Future of office work uncertain as debate shifts to ‘no jab, no job’

Workers may face the prospect of vaccine mandates being imposed on their offices.

Sep 15, 2021, updated Sep 15, 2021
Property owners may impose vaccine mandates on workers

Property owners may impose vaccine mandates on workers

The Property Council has been grappling with how to deal with the complexity of the issue because currently CBDs are half empty. Vaccine mandates may make that worse.

On slow days Brisbane’s CBD is currently only 46 per cent full, but improves to about 60 per cent on other days.

The impact is not only felt by property owners but by the retail businesses that catered to the workers.

Property Council chief executive Ken Morrison said the business community was grappling with how it would manage “the bifurcated world of the vaccinated and the unvaccinated which is soon to be upon us.

“Many members are engaging with their own staff to understand how comfortable people are at the prospect of working alongside the unvaccinated and what the implications of this are. As a property industry, we must also consider vaccination issues as they relate to third party building services staff and other occupants of our assets.

“These are vexed issues which policy makers seem to be happy to leave squarely on the heads of business leaders, made all the more difficult because the future will not be a COVID-zero one.   

“Australia is on the cusp of a big and welcome transition, with vaccines being the enabler of this shift. It’s a transition that can’t come soon enough for most.’’

But Morrison said property organisations are clarifying their legal obligations with the workforce.

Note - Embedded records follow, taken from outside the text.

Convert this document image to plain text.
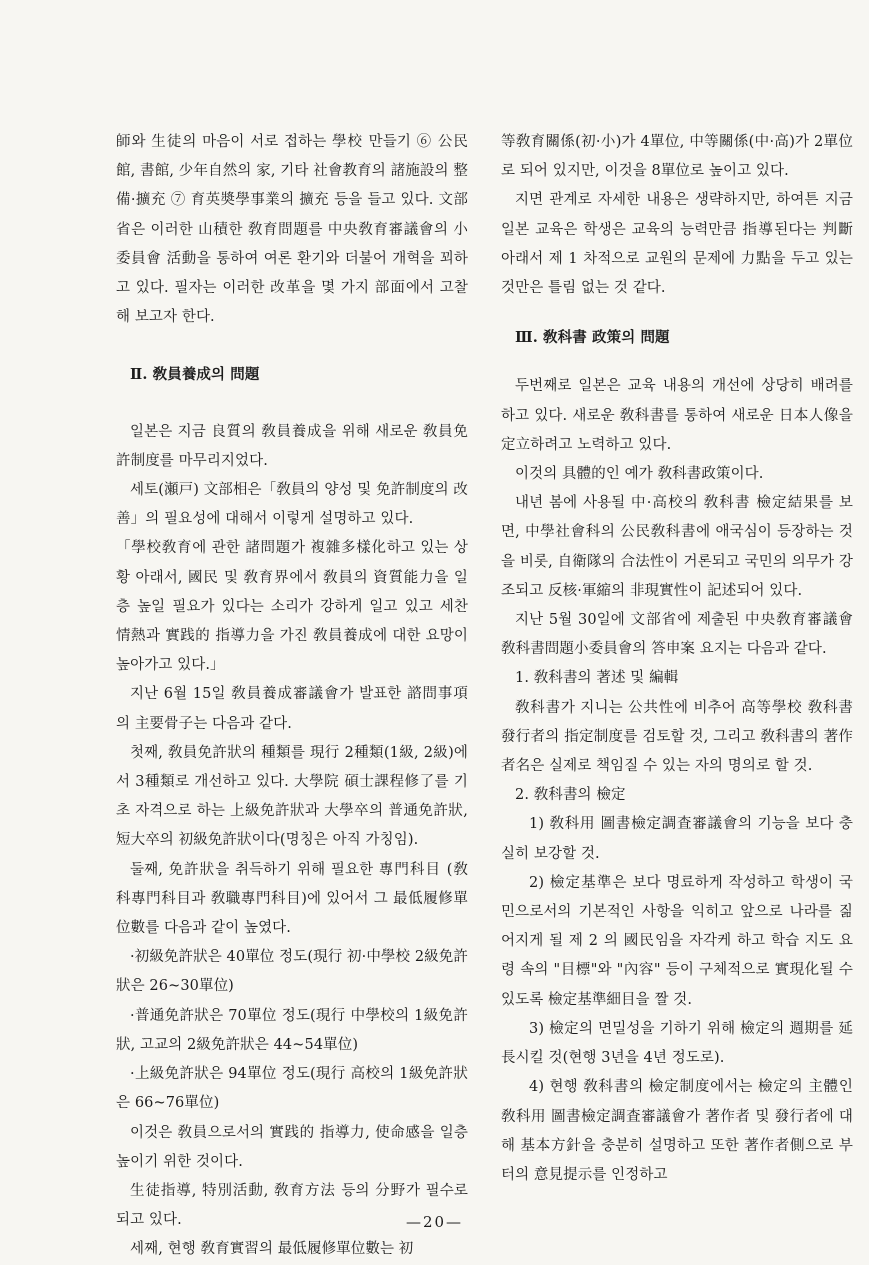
師와 生徒의 마음이 서로 접하는 學校 만들기 ⑥ 公民館, 書館, 少年自然의 家, 기타 社會教育의 諸施設의 整備·擴充 ⑦ 育英奬學事業의 擴充 등을 들고 있다. 文部省은 이러한 山積한 敎育問題를 中央敎育審議會의 小委員會 活動을 통하여 여론 환기와 더불어 개혁을 꾀하고 있다. 필자는 이러한 改革을 몇 가지 部面에서 고찰해 보고자 한다.

Ⅱ. 敎員養成의 問題

일본은 지금 良質의 敎員養成을 위해 새로운 敎員免許制度를 마무리지었다.

세토(瀬戸) 文部相은「敎員의 양성 및 免許制度의 改善」의 필요성에 대해서 이렇게 설명하고 있다.

「學校敎育에 관한 諸問題가 複雜多樣化하고 있는 상황 아래서, 國民 및 敎育界에서 敎員의 資質能力을 일층 높일 필요가 있다는 소리가 강하게 일고 있고 세찬 情熱과 實践的 指導力을 가진 敎員養成에 대한 요망이 높아가고 있다.」

지난 6월 15일 敎員養成審議會가 발표한 諮問事項의 主要骨子는 다음과 같다.

첫째, 敎員免許狀의 種類를 現行 2種類(1級, 2級)에서 3種類로 개선하고 있다. 大學院 碩士課程修了를 기초 자격으로 하는 上級免許狀과 大學卒의 普通免許狀, 短大卒의 初級免許狀이다(명칭은 아직 가칭임).

둘째, 免許狀을 취득하기 위해 필요한 專門科目 (敎科專門科目과 敎職專門科目)에 있어서 그 最低履修單位數를 다음과 같이 높였다.

·初級免許狀은 40單位 정도(現行 初·中學校 2級免許狀은 26~30單位)

·普通免許狀은 70單位 정도(現行 中學校의 1級免許狀, 고교의 2級免許狀은 44~54單位)

·上級免許狀은 94單位 정도(現行 高校의 1級免許狀은 66~76單位)

이것은 敎員으로서의 實践的 指導力, 使命感을 일층 높이기 위한 것이다.

生徒指導, 特別活動, 敎育方法 등의 分野가 필수로 되고 있다.

세째, 현행 敎育實習의 最低履修單位數는 初

等敎育關係(初·小)가 4單位, 中等關係(中·高)가 2單位로 되어 있지만, 이것을 8單位로 높이고 있다.

지면 관계로 자세한 내용은 생략하지만, 하여튼 지금 일본 교육은 학생은 교육의 능력만큼 指導된다는 判斷 아래서 제 1 차적으로 교원의 문제에 力點을 두고 있는 것만은 틀림 없는 것 같다.

Ⅲ. 敎科書 政策의 問題

두번째로 일본은 교육 내용의 개선에 상당히 배려를 하고 있다. 새로운 敎科書를 통하여 새로운 日本人像을 定立하려고 노력하고 있다.

이것의 具體的인 예가 敎科書政策이다.

내년 봄에 사용될 中·高校의 敎科書 檢定結果를 보면, 中學社會科의 公民敎科書에 애국심이 등장하는 것을 비롯, 自衛隊의 合法性이 거론되고 국민의 의무가 강조되고 反核·軍縮의 非現實性이 記述되어 있다.

지난 5월 30일에 文部省에 제출된 中央敎育審議會 敎科書問題小委員會의 答申案 요지는 다음과 같다.

1. 敎科書의 著述 및 編輯

敎科書가 지니는 公共性에 비추어 高等學校 敎科書 發行者의 指定制度를 검토할 것, 그리고 敎科書의 著作者名은 실제로 책임질 수 있는 자의 명의로 할 것.

2. 敎科書의 檢定

1) 敎科用 圖書檢定調査審議會의 기능을 보다 충실히 보강할 것.

2) 檢定基準은 보다 명료하게 작성하고 학생이 국민으로서의 기본적인 사항을 익히고 앞으로 나라를 짊어지게 될 제 2 의 國民임을 자각케 하고 학습 지도 요령 속의 "目標"와 "內容" 등이 구체적으로 實現化될 수 있도록 檢定基準細目을 짤 것.

3) 檢定의 면밀성을 기하기 위해 檢定의 週期를 延長시킬 것(현행 3년을 4년 정도로).

4) 현행 敎科書의 檢定制度에서는 檢定의 主體인 敎科用 圖書檢定調査審議會가 著作者 및 發行者에 대해 基本方針을 충분히 설명하고 또한 著作者側으로 부터의 意見提示를 인정하고

—20—
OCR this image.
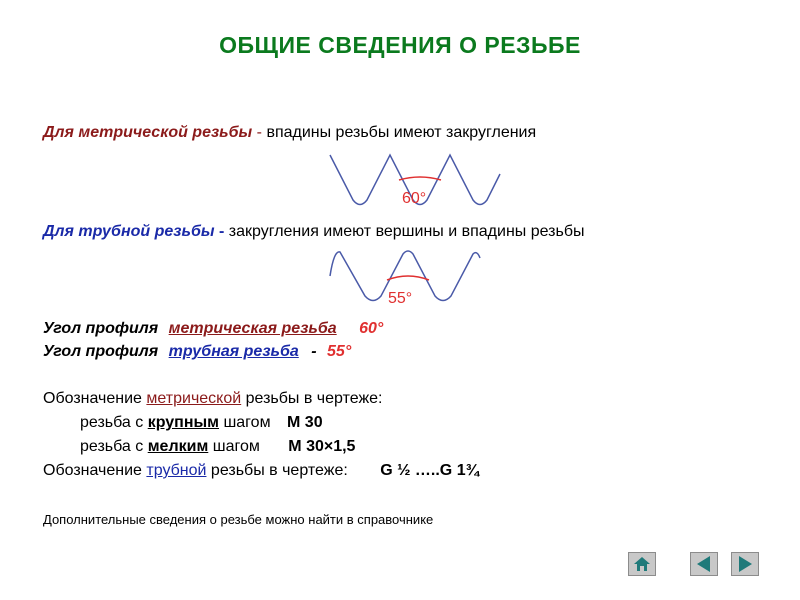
ОБЩИЕ СВЕДЕНИЯ О РЕЗЬБЕ
Для метрической резьбы - впадины резьбы имеют закругления
60°
Для трубной резьбы - закругления имеют вершины и впадины резьбы
55°
Угол профиля метрическая резьба 60°
Угол профиля трубная резьба - 55°
Обозначение метрической резьбы в чертеже:
резьба с крупным шагом М 30
резьба с мелким шагом М 30×1,5
Обозначение трубной резьбы в чертеже: G ½ …..G 1¾
Дополнительные сведения о резьбе можно найти в справочнике
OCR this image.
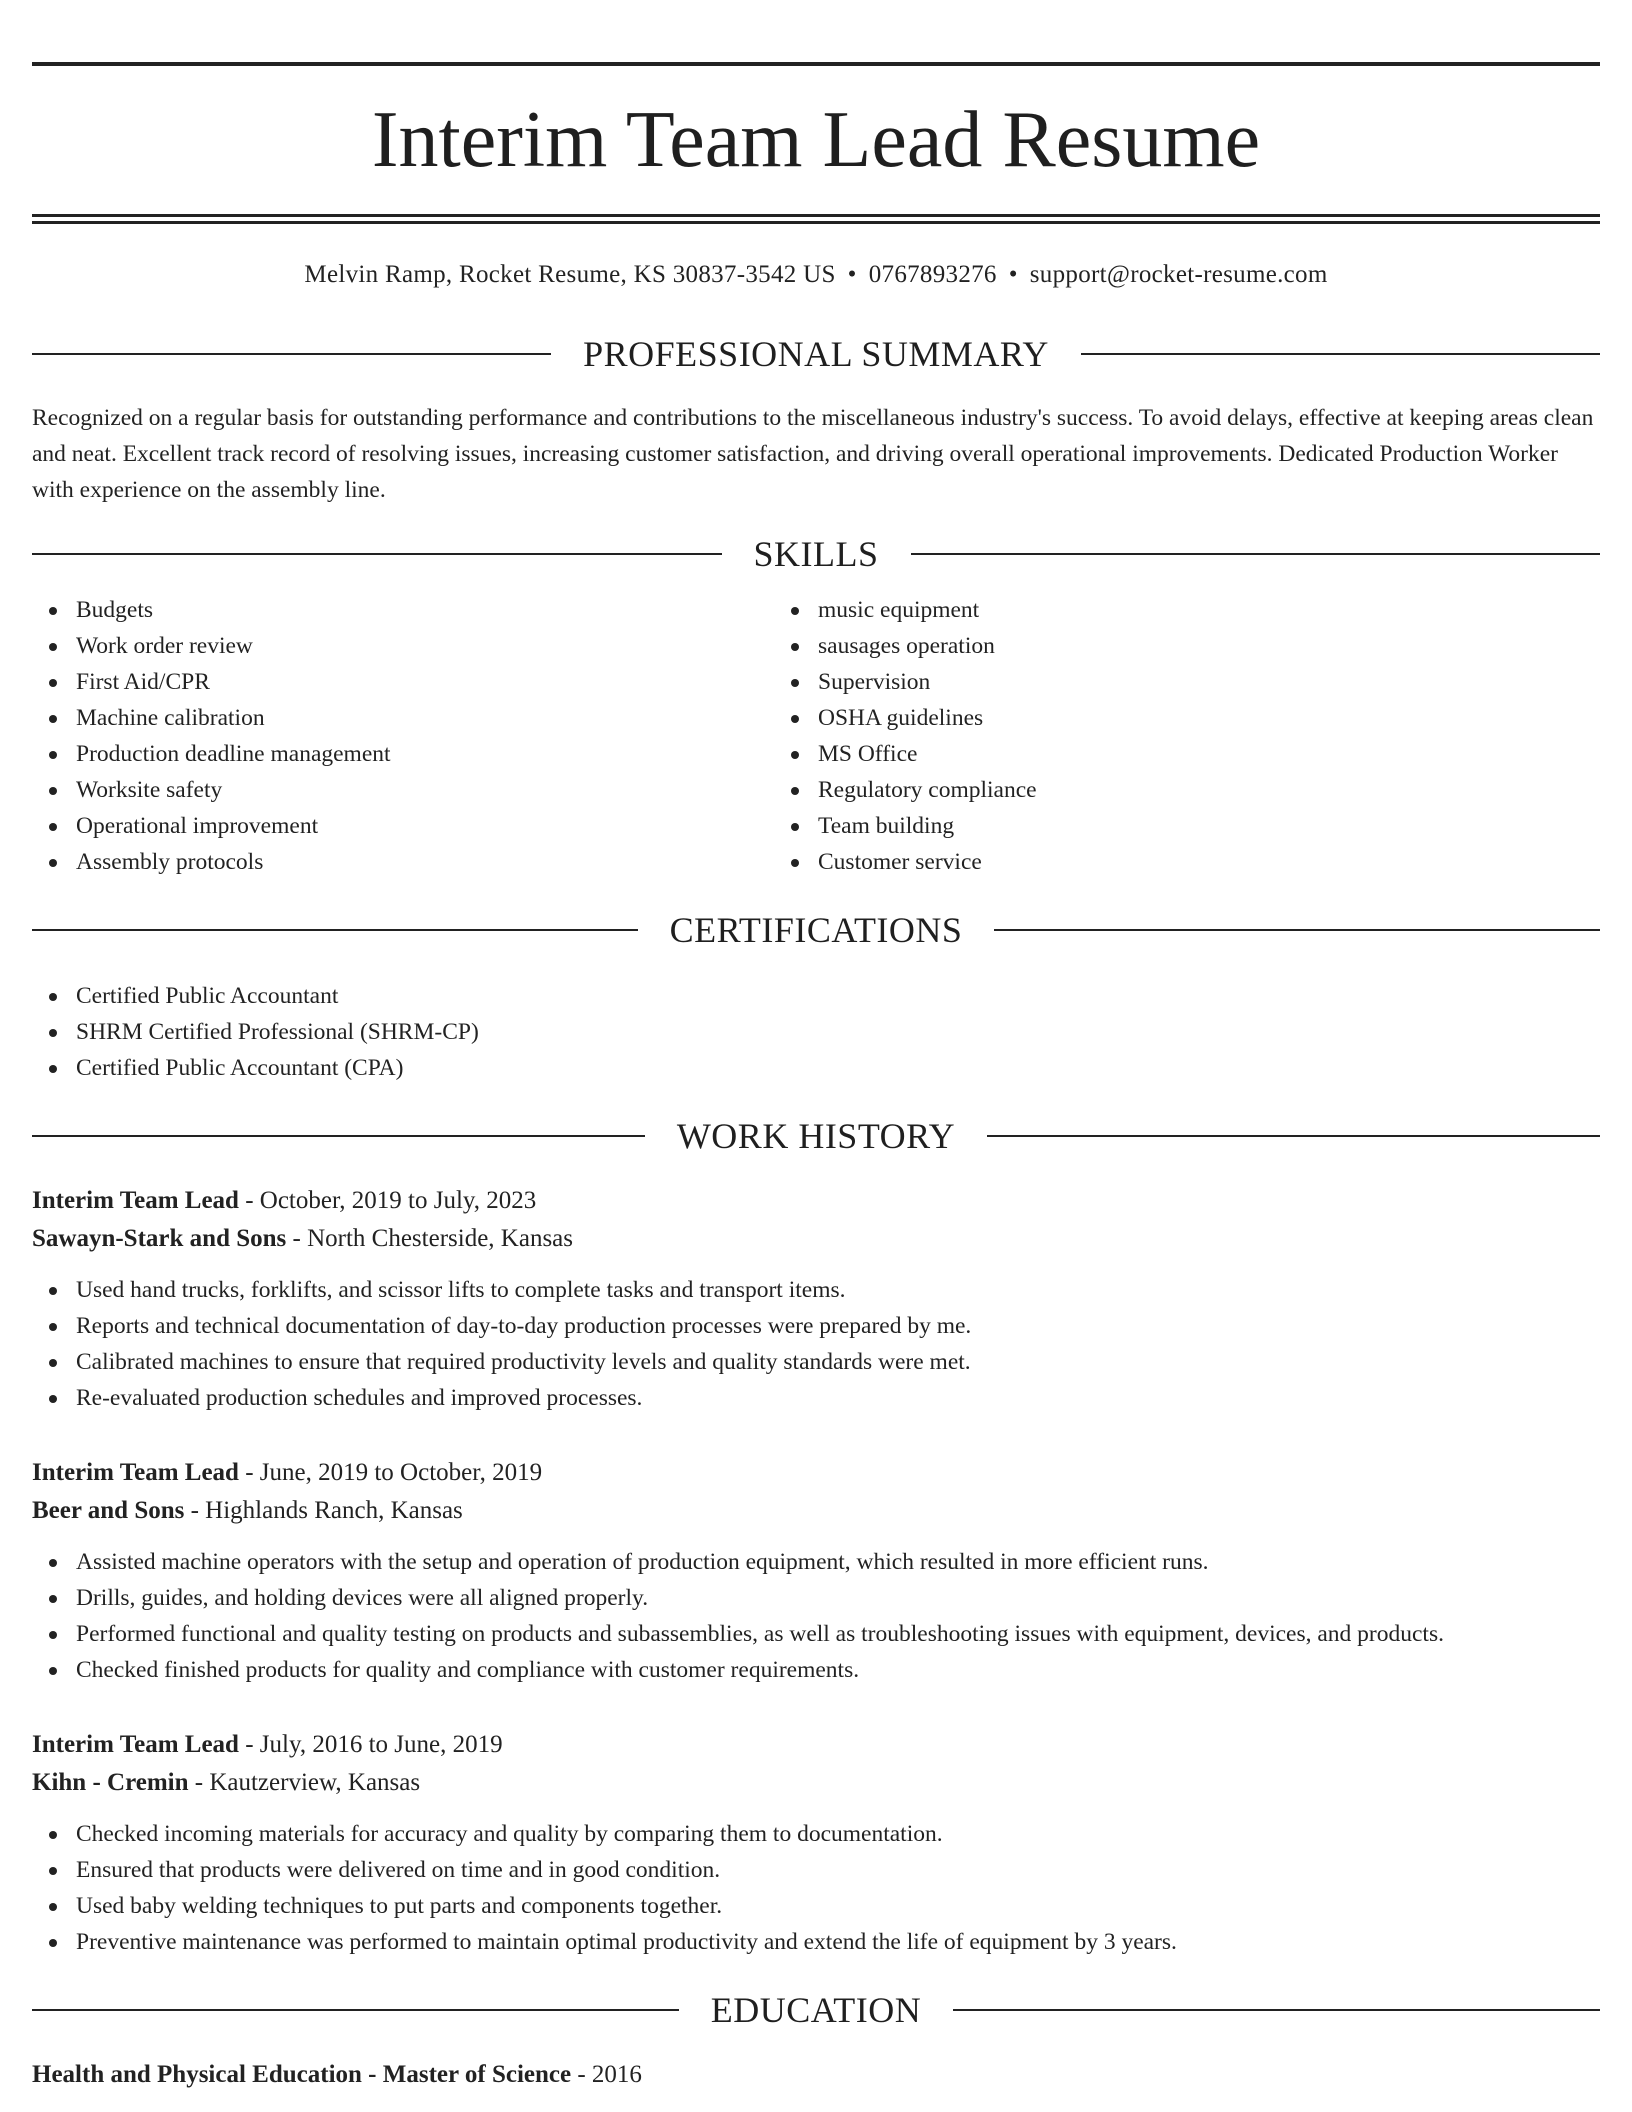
Interim Team Lead Resume
Melvin Ramp, Rocket Resume, KS 30837-3542 US • 0767893276 • support@rocket-resume.com
PROFESSIONAL SUMMARY

Recognized on a regular basis for outstanding performance and contributions to the miscellaneous industry's success. To avoid delays, effective at keeping areas clean and neat. Excellent track record of resolving issues, increasing customer satisfaction, and driving overall operational improvements. Dedicated Production Worker with experience on the assembly line.

SKILLS
Budgets
Work order review
First Aid/CPR
Machine calibration
Production deadline management
Worksite safety
Operational improvement
Assembly protocols
music equipment
sausages operation
Supervision
OSHA guidelines
MS Office
Regulatory compliance
Team building
Customer service
CERTIFICATIONS
Certified Public Accountant
SHRM Certified Professional (SHRM-CP)
Certified Public Accountant (CPA)
WORK HISTORY
Interim Team Lead - October, 2019 to July, 2023
Sawayn-Stark and Sons - North Chesterside, Kansas
Used hand trucks, forklifts, and scissor lifts to complete tasks and transport items.
Reports and technical documentation of day-to-day production processes were prepared by me.
Calibrated machines to ensure that required productivity levels and quality standards were met.
Re-evaluated production schedules and improved processes.
Interim Team Lead - June, 2019 to October, 2019
Beer and Sons - Highlands Ranch, Kansas
Assisted machine operators with the setup and operation of production equipment, which resulted in more efficient runs.
Drills, guides, and holding devices were all aligned properly.
Performed functional and quality testing on products and subassemblies, as well as troubleshooting issues with equipment, devices, and products.
Checked finished products for quality and compliance with customer requirements.
Interim Team Lead - July, 2016 to June, 2019
Kihn - Cremin - Kautzerview, Kansas
Checked incoming materials for accuracy and quality by comparing them to documentation.
Ensured that products were delivered on time and in good condition.
Used baby welding techniques to put parts and components together.
Preventive maintenance was performed to maintain optimal productivity and extend the life of equipment by 3 years.
EDUCATION
Health and Physical Education - Master of Science - 2016
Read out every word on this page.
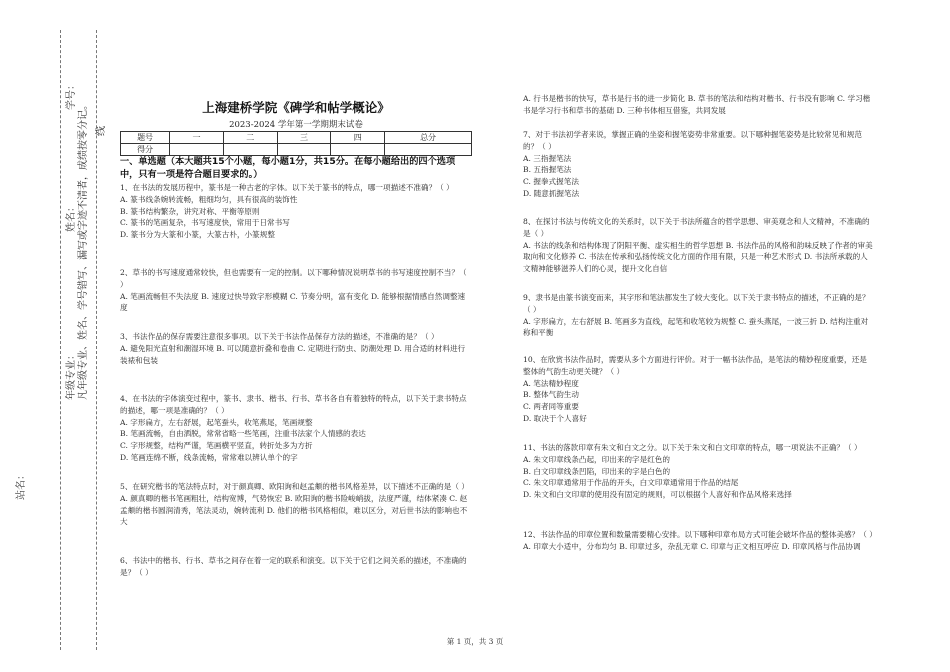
学号：
线
姓名： 凡年级专业、姓名、学号错写、漏写或字迹不清者，成绩按零分记。
年级专业：
站名：
上海建桥学院《碑学和帖学概论》
2023-2024 学年第一学期期末试卷
题号	一	二	三	四	总分
得分					
一、单选题（本大题共15个小题，每小题1分，共15分。在每小题给出的四个选项中，只有一项是符合题目要求的。）

1、在书法的发展历程中，篆书是一种古老的字体。以下关于篆书的特点，哪一项描述不准确？（ ）

A. 篆书线条婉转流畅，粗细均匀，具有很高的装饰性

B. 篆书结构繁杂，讲究对称、平衡等原则

C. 篆书的笔画复杂，书写速度快，常用于日常书写

D. 篆书分为大篆和小篆，大篆古朴，小篆规整

2、草书的书写速度通常较快，但也需要有一定的控制。以下哪种情况说明草书的书写速度控制不当？（ ）

A. 笔画流畅但不失法度 B. 速度过快导致字形模糊 C. 节奏分明，富有变化 D. 能够根据情感自然调整速度

3、书法作品的保存需要注意很多事项。以下关于书法作品保存方法的描述，不准确的是？（ ）

A. 避免阳光直射和潮湿环境 B. 可以随意折叠和卷曲 C. 定期进行防虫、防潮处理 D. 用合适的材料进行装裱和包装

4、在书法的字体演变过程中，篆书、隶书、楷书、行书、草书各自有着独特的特点，以下关于隶书特点的描述，哪一项是准确的？（ ）

A. 字形扁方，左右舒展，起笔蚕头，收笔燕尾，笔画规整

B. 笔画流畅，自由洒脱，常常省略一些笔画，注重书法家个人情感的表达

C. 字形规整，结构严谨，笔画横平竖直，转折处多为方折

D. 笔画连绵不断，线条流畅，常常难以辨认单个的字

5、在研究楷书的笔法特点时，对于颜真卿、欧阳询和赵孟頫的楷书风格差异，以下描述不正确的是（ ）

A. 颜真卿的楷书笔画粗壮，结构宽博，气势恢宏 B. 欧阳询的楷书险峻峭拔，法度严谨，结体紧凑 C. 赵孟頫的楷书圆润清秀，笔法灵动，婉转流利 D. 他们的楷书风格相似，难以区分，对后世书法的影响也不大

6、书法中的楷书、行书、草书之间存在着一定的联系和演变。以下关于它们之间关系的描述，不准确的是？（ ）

A. 行书是楷书的快写，草书是行书的进一步简化 B. 草书的笔法和结构对楷书、行书没有影响 C. 学习楷书是学习行书和草书的基础 D. 三种书体相互借鉴，共同发展

7、对于书法初学者来说，掌握正确的坐姿和握笔姿势非常重要。以下哪种握笔姿势是比较常见和规范的？（ ）

A. 三指握笔法

B. 五指握笔法

C. 握拳式握笔法

D. 随意抓握笔法

8、在探讨书法与传统文化的关系时，以下关于书法所蕴含的哲学思想、审美观念和人文精神，不准确的是（ ）

A. 书法的线条和结构体现了阴阳平衡、虚实相生的哲学思想 B. 书法作品的风格和韵味反映了作者的审美取向和文化修养 C. 书法在传承和弘扬传统文化方面的作用有限，只是一种艺术形式 D. 书法所承载的人文精神能够滋养人们的心灵，提升文化自信

9、隶书是由篆书演变而来，其字形和笔法都发生了较大变化。以下关于隶书特点的描述，不正确的是？（ ）

A. 字形扁方，左右舒展 B. 笔画多为直线，起笔和收笔较为规整 C. 蚕头燕尾，一波三折 D. 结构注重对称和平衡

10、在欣赏书法作品时，需要从多个方面进行评价。对于一幅书法作品，是笔法的精妙程度重要，还是整体的气韵生动更关键？（ ）

A. 笔法精妙程度

B. 整体气韵生动

C. 两者同等重要

D. 取决于个人喜好

11、书法的落款印章有朱文和白文之分。以下关于朱文和白文印章的特点，哪一项说法不正确？（ ）

A. 朱文印章线条凸起，印出来的字是红色的

B. 白文印章线条凹陷，印出来的字是白色的

C. 朱文印章通常用于作品的开头，白文印章通常用于作品的结尾

D. 朱文和白文印章的使用没有固定的规则，可以根据个人喜好和作品风格来选择

12、书法作品的印章位置和数量需要精心安排。以下哪种印章布局方式可能会破坏作品的整体美感？（ ）

A. 印章大小适中，分布均匀 B. 印章过多，杂乱无章 C. 印章与正文相互呼应 D. 印章风格与作品协调

第 1 页，共 3 页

Both the NSW and Victorian governments have been very clear that vaccinated people will have far more freedoms than unvaccinated people and it is likely that we will see a number of property companies incorporating mandates into their operations.

He said recent outbreaks had not impacted all cities equally and had created two distinct challenges for the CBDs.

“For the capitals that have been less affected, we need to find a way of enticing workers to increase their number of days in the office,’’ he said.

“Once we’ve overcome the immediate threats to public health, it is critical that building owners and employers work together with all levels of government to get our CBDs firing on all cylinders once again.”

A Property Council survey of its members done at the end of August found that the majority of respondents did not expect to see a material increase in CBD office occupancy levels within the next three months.